Jan. 11 2012 01:31 PM
Roger from Brooklyn

What product applies easily to seal leaks in a flat tar roof (Brooklyn, two story Atlantic Yards neighborhood). I want to roll it on, better yet, spray. Thanks. Love Accurate, love Leonard. Roger, Brooklyn

Jan. 11 2012 01:24 PM
Lawrence from NYC

Do you really need a carbon monoxide alarm if you live in an apartment building?

Jan. 11 2012 01:24 PM
Paula Heisen from NY

Could the gurus recommend a resource and/or website with non-hysterical information on the treatment of bedbug infestions?

Jan. 11 2012 01:24 PM
Danielle Jensen

how should we ventilate when cooking if we live in a typical ny apt.

Jan. 11 2012 01:23 PM

I have an historic house, so old windows do not fit tightly. As a result I get condensation on the inside of the storm windows in winter. I've been told Seal & Peel might do the trick, i.e. fill in the gap during the winter but peel it off in summer when I want to open the windows. I haven't tried it yet, so 3 Qs.

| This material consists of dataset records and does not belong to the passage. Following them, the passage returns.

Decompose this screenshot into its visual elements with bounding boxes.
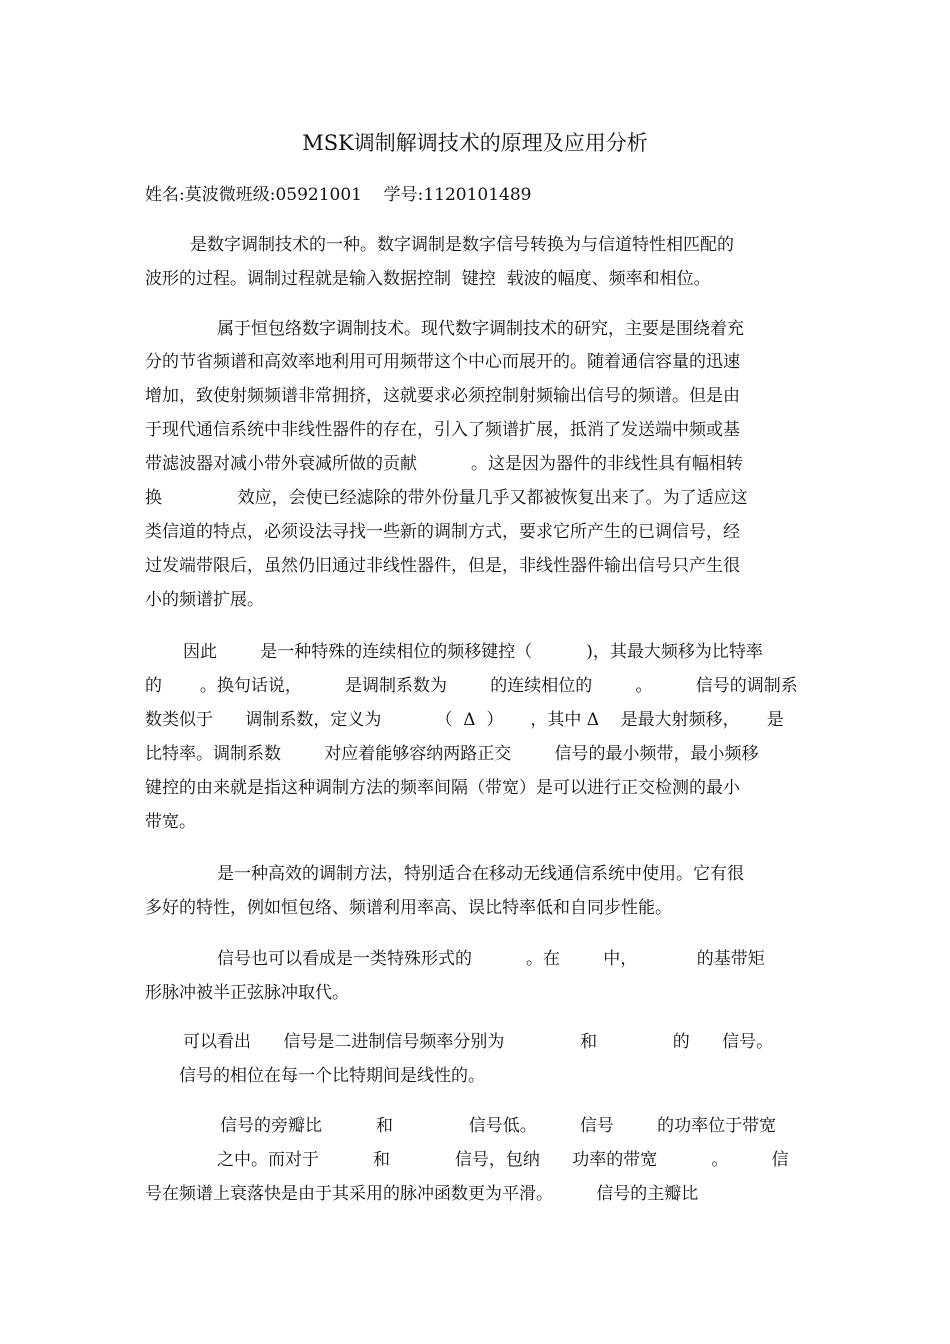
paragraph-line: 可以看出 信号是二进制信号频率分别为 和 的 信号。 xyxy=(183,1032,774,1052)
paragraph-line: 之中。而对于 和 信号，包纳 功率的带宽 。 信 xyxy=(217,1150,789,1170)
document-title: MSK调制解调技术的原理及应用分析 xyxy=(302,131,648,155)
paragraph-line: 换 效应，会使已经滤除的带外份量几乎又都被恢复出来了。为了适应这 xyxy=(145,488,748,508)
paragraph-line: 是一种高效的调制方法，特别适合在移动无线通信系统中使用。它有很 xyxy=(217,864,744,884)
paragraph-line: 信号的旁瓣比 和 信号低。 信号 的功率位于带宽 xyxy=(220,1116,777,1136)
paragraph-line: 波形的过程。调制过程就是输入数据控制 键控 载波的幅度、频率和相位。 xyxy=(145,269,711,289)
paragraph-line: 是数字调制技术的一种。数字调制是数字信号转换为与信道特性相匹配的 xyxy=(190,235,734,255)
paragraph-line: 信号也可以看成是一类特殊形式的 。在 中， 的基带矩 xyxy=(217,949,765,969)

1. Will Seal & Peel do the job in the winter?
2. Can I peel it off in the summer without damaging the paint on the window surrounds?
3. If not S&P, is there another solution?

Jan. 11 2012 01:22 PM
Astoria from New York

No one on your staff questioned the taste level of using "Burnin' Down the House" as the lead-in to the home-repair segment, when the Connecticut house fire that killed five as the result of embers occurred only two weeks ago? Seems like a no-brainer to lead in with something less blatant, for a while.

Jan. 11 2012 01:20 PM
Ruth from Queens, NY

Taking into consideration that I am "financially challenged", what can I do about an ice dam just above my (north facing) front door? It's a small frame house with standard shingle roofing, about 10 ft including 2 "corners" (the gutter looks like an outward facing U)

Jan. 11 2012 01:16 PM
Daniel from Hartsdale, NY

Hello Al and Larry!

We have a single family house in Hartsdale, NY. We have had a leak around the chimney for many years and last year we have asked opinions from chimney specialists, roofers, masons, siding specialists... name it!!! We are still quite unclear on what should be done as we were advised to simply repoint the chimney, to waterproof it, to rebuild it altogether, etc.! Others have said the leak could be due to the flashing areas where our house roof meets the chimney or even the flashing where our flat garage roof meets the chimney. Others said it is the chimney crown that may be a problem.

We heard that you do inspections at individuals' houses. How can we get in touch with you so that you can give us your professional and, most importantly, unbiased, advice? Any comment you may have on radio would be great. We want to solve our chimney problem before dealing with redoing the siding of our house (some actually think that our old aluminum siding may be the culprit for the leaks...!)

Thank you so much.
Daniel and Longah

Jan. 11 2012 12:57 PM
Chris from Ithaca, NY

I wonder if the Ubells have an opinion on installing zone heating in a home. We have an two story 1400 sq ft. house built in the 1880s. We recently added insulation to our attic floor and I've noticed the second floor is a lot warmer than it used to be (it's always been quite noticeably warmer than the downstairs). We have a gas powered furnace, radiators throughout the house and one thermostat on the main floor. Do they think it could make sense to install a second thermostat on the second floor. If so, what would the installation process (and cost) be like? Thank you.